Do środy wpadłem w prąd: weź naczynie do zlewu, umyj je, włóż do stojaka, aby wyschło, a następnie wytrzyj je. Moja współlokatorka późno gotowała obiad, więc nie mogłem od razu zabrać się do sprzątania kuchni okazuje się, że nie musiałem tego robić - wytarła już zlew i kuchenkę, kiedy ponownie do niego wszedłem. Byłem zmęczony i nie czułem motywacji do zamiatania podłogi… dopóki nie zobaczyłem wszystkich zrzuconych włosów, które zebrały się na kafelkach. Szybka przepustka to naprawiła i położyłem się łatwo spać.
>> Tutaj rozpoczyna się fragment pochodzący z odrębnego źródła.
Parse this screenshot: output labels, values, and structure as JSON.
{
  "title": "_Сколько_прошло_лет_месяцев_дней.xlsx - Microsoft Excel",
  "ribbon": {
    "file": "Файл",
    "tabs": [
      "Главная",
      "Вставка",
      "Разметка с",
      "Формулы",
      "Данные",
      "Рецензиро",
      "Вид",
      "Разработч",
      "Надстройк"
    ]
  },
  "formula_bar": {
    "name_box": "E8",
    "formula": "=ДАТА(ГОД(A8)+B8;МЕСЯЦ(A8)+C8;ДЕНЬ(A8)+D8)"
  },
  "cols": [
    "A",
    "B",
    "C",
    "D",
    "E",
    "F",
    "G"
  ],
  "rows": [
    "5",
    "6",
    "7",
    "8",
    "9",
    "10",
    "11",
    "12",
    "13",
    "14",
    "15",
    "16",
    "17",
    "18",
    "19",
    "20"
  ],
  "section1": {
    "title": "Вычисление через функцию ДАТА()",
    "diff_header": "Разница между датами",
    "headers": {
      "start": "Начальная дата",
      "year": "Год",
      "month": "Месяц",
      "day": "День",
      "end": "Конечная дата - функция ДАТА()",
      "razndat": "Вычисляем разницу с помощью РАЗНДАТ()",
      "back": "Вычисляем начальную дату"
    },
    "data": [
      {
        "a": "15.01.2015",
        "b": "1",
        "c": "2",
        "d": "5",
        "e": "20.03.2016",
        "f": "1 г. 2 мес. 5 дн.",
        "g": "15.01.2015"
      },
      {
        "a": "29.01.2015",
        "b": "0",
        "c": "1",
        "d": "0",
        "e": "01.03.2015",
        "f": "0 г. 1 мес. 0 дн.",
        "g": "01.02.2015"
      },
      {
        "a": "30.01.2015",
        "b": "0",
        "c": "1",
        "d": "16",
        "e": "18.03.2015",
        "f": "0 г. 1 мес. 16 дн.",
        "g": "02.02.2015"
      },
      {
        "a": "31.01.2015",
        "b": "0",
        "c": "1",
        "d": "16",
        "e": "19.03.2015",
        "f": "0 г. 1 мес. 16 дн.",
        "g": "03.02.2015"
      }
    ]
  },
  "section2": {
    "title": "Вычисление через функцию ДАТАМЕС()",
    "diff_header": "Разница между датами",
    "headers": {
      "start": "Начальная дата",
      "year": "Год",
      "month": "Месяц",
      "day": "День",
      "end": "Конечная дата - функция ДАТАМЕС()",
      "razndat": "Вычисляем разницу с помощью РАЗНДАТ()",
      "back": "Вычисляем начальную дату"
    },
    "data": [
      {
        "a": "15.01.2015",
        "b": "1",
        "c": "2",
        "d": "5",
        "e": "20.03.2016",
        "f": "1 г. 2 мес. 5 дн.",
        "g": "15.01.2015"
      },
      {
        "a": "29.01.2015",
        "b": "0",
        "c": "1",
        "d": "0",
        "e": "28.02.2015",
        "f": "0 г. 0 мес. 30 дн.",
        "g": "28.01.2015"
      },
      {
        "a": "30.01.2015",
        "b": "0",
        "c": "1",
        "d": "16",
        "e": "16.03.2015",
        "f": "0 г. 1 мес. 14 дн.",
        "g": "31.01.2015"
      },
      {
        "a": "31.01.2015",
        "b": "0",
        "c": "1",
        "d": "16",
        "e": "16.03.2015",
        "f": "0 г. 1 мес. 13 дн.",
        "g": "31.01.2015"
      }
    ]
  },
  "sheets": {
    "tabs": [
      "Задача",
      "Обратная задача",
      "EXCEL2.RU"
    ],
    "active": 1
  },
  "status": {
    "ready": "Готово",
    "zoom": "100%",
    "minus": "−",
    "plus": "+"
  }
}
Następnego ranka: Zdałem sobie sprawę, że tak naprawdę lubię odkładać naczynia rano, czekając, aż woda się zagotuje. Zanotowałem w pamięci, że pozostawienie ich do wyschnięcia na noc jest w porządku.
Kiedy wymyśliłem kadencję, nocnym nawykiem było płynne żeglowanie. Tak jak lista Shifrah obejmuje zmywarkę, ponieważ to właśnie sprawdza się w jej kuchni, moja kuchnia (i zwyczaje związane z gotowaniem) będą miały inne potrzeby - podobnie jak Twoje. Dlatego od czwartku do niedzieli skupiałem się na kluczowych zadaniach w mojej kuchni, w tym na myciu naczyń, wycieranie blatów, odkładanie francuskiej prasy na następny poranek i zamiatanie podłoga. Jest prosty, wszechstronny i zajmuje maksymalnie 15–20 minut.
Należę do osób, które nie mają nic przeciwko sprzątaniu - lubię spokój ducha, jaki mi to daje, zwłaszcza gdy jest przychodzi do wykorzenienia lepkiej żywności w kuchni - ale wolą zachować głębokie sprzątanie na sobotnie poranki (i moja specjalna lista odtwarzania). Mimo to rytuał sprzątania każdego wieczoru wydawał mi się nowatorski… i trzeba przyznać, że nagle zacząłem się zastanawiać, jak brudna była moja kuchnia w latach poprzedzających ten nawyk.
Ale najlepszą lekcją ze wszystkiego było uczucie, które odczuwałem, kiedy codziennie rano wchodziłem do kuchni. To było spokojne i spokojne - jakby czekało, aż zacznę tam mój dzień. Już samo to było wystarczającą motywacją, aby utrzymać ten nawyk, nawet w dni, kiedy nie miałem ochoty zamiatać podłogi. Może to gdzie do gry wkracza Roomba.
Ella Cerón
Edytor stylu życia
Ella Cerón jest redaktorką stylu życia Apartment Therapy, która opisuje, jak najlepiej żyć w domu, który stworzyłeś. Mieszka w Nowym Jorku z dwoma czarnymi kotami (i nie, wcale nie jest).